NASA's Mars Odyssey spacecraft completed two maneuvers this week, fine-tuning its orbit in preparation for the science mapping mission that will begin in late February.
At 2 p.m. Pacific Time, January 17, Odyssey reduced the farthest point in its orbit, called the apoapsis, from an altitude of 520 kilometers (323 miles) to an altitude of 450 kilometers (280 miles). The spacecraft fired its thrusters for 195 seconds, and decreased the velocity of the spacecraft by 27 meters per second (60 miles per hour). This maneuver also moved the closest point of the orbit, called the periapsis, under the south pole of the planet.
Earlier this week, on January 15, Odyssey fired its thrusters for 398 seconds, increasing its speed by 56 meters per second (125 miles per hour) and raising the closest point in its orbit from 186 kilometers (116 miles) to 419 kilometers (260 miles). Flight controllers also changed the inclination of the orbit, the angle between the orbit plane and the Mars equator, to 93.1 degrees.
"Aside from the orbit insertion burn in October, these are the largest maneuvers that we have executed and they help us circularize the orbit. They were also the most complex to design and implement," said Bob Mase, Odyssey's lead navigator at NASA's Jet Propulsion Laboratory, Pasadena, Calif. "These burns had to be executed at specific times to achieve the desired results, so the flight team had a lot of work to do in a very short amount of time. The maneuver performance was excellent."
During the next few weeks, flight controllers will continue to refine the orbit to achieve a final mapping orbit with a periapsis altitude of 387 kilometers (240 miles) and apoapsis altitude of 450 kilometers (280 miles).
Also this week, engineers turned on the neutron spectrometer, the high-energy neutron detector and a portion of the gamma ray spectrometer subsystem. These science instruments are working as expected. The formal mapping mission will begin next month.

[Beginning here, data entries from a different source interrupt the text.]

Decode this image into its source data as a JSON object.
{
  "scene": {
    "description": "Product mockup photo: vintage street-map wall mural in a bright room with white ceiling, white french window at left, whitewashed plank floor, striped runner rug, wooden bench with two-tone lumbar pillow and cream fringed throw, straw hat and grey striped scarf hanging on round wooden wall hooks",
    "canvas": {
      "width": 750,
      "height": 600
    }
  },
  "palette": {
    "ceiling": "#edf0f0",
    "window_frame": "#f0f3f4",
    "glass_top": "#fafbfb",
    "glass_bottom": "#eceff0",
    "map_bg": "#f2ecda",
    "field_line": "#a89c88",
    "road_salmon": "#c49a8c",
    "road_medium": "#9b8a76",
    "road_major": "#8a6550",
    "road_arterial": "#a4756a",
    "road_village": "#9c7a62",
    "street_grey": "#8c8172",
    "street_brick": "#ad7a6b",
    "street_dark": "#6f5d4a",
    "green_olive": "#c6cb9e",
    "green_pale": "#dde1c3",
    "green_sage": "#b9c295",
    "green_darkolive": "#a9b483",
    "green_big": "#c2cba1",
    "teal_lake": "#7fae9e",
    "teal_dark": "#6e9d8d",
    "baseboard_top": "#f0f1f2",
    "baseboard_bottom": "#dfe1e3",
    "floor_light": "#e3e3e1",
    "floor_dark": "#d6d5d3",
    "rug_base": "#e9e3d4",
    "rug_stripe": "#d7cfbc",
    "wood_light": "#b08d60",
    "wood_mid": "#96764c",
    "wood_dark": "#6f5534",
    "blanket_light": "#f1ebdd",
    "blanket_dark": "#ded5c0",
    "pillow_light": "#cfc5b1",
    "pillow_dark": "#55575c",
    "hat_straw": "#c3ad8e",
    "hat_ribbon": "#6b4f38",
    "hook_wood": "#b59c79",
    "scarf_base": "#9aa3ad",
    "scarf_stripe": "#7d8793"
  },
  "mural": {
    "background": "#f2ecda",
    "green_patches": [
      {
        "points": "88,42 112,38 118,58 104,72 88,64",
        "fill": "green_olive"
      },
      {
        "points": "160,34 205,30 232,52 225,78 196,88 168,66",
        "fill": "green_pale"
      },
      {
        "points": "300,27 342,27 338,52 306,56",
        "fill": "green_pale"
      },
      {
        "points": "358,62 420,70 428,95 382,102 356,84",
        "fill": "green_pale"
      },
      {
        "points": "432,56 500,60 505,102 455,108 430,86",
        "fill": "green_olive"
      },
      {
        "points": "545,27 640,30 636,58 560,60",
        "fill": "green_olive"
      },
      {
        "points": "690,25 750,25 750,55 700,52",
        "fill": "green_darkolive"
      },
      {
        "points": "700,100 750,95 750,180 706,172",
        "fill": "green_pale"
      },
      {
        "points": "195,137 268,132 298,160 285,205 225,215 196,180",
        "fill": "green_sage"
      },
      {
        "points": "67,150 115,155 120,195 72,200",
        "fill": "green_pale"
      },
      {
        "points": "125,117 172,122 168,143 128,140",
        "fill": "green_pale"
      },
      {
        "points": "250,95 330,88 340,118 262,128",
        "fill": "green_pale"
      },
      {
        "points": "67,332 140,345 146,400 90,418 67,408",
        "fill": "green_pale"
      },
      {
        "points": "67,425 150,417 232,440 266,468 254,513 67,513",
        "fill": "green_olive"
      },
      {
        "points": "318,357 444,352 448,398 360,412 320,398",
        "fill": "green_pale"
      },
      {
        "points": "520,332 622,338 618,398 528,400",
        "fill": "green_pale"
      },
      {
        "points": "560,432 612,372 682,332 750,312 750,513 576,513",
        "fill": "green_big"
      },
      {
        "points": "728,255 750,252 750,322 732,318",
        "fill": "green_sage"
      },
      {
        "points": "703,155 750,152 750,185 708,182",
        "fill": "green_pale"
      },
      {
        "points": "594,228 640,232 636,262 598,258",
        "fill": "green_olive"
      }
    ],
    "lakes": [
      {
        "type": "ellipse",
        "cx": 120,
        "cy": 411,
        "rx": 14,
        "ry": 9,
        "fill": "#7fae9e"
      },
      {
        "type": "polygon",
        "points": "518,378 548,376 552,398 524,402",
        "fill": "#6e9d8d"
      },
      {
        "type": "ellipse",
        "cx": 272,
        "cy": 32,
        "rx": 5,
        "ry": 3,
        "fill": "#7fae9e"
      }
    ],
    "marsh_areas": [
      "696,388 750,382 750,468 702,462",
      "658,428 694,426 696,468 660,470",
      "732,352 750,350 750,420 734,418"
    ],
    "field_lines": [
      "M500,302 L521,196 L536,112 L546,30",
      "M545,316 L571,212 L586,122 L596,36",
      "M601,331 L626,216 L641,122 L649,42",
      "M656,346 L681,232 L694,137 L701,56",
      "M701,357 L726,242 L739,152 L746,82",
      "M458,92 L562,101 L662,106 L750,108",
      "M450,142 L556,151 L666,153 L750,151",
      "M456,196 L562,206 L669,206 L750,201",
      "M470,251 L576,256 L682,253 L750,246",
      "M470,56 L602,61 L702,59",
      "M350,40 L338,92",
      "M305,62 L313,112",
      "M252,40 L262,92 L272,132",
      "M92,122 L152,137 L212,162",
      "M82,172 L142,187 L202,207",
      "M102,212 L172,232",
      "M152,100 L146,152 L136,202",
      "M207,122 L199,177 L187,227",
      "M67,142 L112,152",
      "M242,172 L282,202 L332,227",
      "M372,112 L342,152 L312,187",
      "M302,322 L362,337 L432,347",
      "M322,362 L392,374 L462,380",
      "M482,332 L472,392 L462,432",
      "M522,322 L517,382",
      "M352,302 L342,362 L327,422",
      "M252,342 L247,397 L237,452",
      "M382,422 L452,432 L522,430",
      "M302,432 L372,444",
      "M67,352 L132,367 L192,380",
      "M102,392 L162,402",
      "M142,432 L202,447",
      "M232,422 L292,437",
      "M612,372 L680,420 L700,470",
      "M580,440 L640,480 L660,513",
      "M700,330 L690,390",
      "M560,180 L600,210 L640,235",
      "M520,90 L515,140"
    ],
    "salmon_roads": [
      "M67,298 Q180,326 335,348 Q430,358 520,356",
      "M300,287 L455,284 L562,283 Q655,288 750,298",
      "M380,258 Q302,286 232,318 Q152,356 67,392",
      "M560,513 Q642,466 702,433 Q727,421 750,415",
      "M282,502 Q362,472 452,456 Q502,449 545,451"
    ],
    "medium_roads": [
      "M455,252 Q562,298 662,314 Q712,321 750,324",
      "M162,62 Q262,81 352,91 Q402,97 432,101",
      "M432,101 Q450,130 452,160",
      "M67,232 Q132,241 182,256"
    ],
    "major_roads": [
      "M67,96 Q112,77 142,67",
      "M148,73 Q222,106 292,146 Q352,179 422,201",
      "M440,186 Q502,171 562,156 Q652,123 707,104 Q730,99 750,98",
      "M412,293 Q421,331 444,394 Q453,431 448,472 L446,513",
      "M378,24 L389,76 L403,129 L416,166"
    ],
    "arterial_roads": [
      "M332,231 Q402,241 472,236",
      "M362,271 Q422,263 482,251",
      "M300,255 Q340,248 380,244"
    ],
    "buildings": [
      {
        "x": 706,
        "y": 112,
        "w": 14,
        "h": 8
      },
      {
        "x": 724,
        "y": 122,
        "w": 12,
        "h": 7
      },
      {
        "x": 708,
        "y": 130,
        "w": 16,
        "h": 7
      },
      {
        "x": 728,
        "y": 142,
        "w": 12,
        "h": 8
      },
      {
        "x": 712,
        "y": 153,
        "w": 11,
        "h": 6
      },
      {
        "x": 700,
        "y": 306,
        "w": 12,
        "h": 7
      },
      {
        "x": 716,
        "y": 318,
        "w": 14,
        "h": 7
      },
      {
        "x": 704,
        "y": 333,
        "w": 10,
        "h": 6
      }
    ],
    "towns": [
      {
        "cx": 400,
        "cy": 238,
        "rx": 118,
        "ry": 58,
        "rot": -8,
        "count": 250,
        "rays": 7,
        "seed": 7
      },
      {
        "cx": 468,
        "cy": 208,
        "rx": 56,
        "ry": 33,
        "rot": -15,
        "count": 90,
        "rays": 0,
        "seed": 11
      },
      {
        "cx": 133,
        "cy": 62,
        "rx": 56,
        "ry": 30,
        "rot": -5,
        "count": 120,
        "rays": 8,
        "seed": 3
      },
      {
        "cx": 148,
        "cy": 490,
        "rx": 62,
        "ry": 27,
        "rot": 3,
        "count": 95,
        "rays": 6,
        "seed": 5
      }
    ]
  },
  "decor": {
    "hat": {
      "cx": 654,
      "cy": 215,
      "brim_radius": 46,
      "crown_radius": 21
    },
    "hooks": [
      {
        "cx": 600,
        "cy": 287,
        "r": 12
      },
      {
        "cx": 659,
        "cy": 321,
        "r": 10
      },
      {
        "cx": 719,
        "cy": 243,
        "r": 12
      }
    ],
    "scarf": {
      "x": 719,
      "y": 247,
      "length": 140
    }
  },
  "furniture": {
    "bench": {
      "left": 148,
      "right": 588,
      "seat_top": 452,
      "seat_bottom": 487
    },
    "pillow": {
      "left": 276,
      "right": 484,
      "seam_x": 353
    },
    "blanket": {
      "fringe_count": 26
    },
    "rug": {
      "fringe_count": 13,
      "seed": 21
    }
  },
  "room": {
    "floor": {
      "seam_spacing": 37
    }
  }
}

JPL manages the 2001 Mars Odyssey mission for NASA's Office of Space Science, Washington, D.C. Principal investigators at Arizona State University in Tempe, the University of Arizona in Tucson, and NASA's Johnson Space Center, Houston, Texas, operate the science instruments. Additional science investigators are located at the Russian Space Research Institute and Los Alamos National Laboratories, N.M. Lockheed Martin Astronautics, Denver, Colo., is the prime contractor for the project, and developed and built the orbiter. Mission operations are conducted jointly from Lockheed Martin and from JPL, a division of the California Institute of Technology in Pasadena. NASA's Langley Research Center in Hampton, Va., is providing aerobraking support to JPL's navigation team during mission operations.